Fiera importante per Lariofiere e sopratuttto per il territorio di Como e Lecco, come esprime Marco Galimberti, presidente della Fondazione Lariofiere: “Il valore di Ristorexpo non si misura solo nei numeri: è una manifestazione che orienta il mercato, anticipa i trend e accompagna le imprese in una fase di grande trasformazione del settore. Qui si costruiscono competenze, si condividono buone pratiche. Quindi è un momento utile per programmare investimenti, valutare innovazioni e impostare con maggiore consapevolezza la nuova stagione”.
Tanti gli ospiti di altissimo livello, vere e proprie star nel proprio settore. Iniziamo dagli chef stellati Moreno Cedroni con Mariella Organi e poi Andrea Berton, i barman super esperti Luca Picchi e Julian Biondi, il mugnaio per eccellenza, volto televisivo ed esperto internazionale Fulvio Marino, il critico enogastronomico Andrea Petrini, il conduttore e cacciatore del gusto Federico Quaranta, altra star televisiva Tinto e Davide Rampello regista e direttore artistico di lungo corso. E ancora chef, pizzaioli, bartender, sommelier e professionisti che rappresentano eccellenze riconosciute a livello nazionale e internazionale. Le masterclass, le lectio magistralis e i numerosi momenti di confronto da loro promossi diventano occasioni di formazione avanzata e ispirazione, ma anche di riflessione sul futuro del comparto.
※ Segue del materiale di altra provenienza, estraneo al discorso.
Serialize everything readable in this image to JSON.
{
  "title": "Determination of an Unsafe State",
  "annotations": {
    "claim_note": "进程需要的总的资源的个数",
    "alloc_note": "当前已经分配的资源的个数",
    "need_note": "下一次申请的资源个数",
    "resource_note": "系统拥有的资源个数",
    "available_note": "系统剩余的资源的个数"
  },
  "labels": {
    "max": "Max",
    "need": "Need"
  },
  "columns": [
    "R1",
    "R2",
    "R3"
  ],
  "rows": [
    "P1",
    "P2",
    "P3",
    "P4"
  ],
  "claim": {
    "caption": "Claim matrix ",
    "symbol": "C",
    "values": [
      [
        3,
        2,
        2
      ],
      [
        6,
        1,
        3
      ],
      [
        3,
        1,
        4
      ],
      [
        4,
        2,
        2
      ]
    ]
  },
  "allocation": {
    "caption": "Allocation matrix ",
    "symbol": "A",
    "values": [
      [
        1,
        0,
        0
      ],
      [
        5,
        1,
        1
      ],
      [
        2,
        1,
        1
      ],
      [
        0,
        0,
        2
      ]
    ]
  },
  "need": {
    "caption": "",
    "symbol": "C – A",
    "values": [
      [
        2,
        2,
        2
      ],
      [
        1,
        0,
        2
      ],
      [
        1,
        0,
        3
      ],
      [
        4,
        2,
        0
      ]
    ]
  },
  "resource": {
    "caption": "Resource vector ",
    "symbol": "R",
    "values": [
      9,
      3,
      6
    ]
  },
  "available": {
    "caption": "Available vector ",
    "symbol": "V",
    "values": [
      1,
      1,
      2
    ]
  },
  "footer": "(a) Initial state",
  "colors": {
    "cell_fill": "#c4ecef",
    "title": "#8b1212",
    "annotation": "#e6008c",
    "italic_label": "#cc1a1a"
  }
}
Durante il primo giorno di fiera è previsto un ampio dibattito sul tema, con la partecipazione di critici gastronomici, studiosi e professionisti chiamati a raccontare come l’equilibrio tra innovazione e semplicità possa trasformarsi in valore culturale ed economico per il comparto. Lariofiere e i partner storici della manifestazione sottolineano come Ristorexpo continui a rappresentare un osservatorio privilegiato sulle trasformazioni del fuori casa, capace di generare un importante indotto per il territorio e di offrire agli operatori un momento strategico per programmare investimenti e nuove collaborazioni all’inizio dell’anno.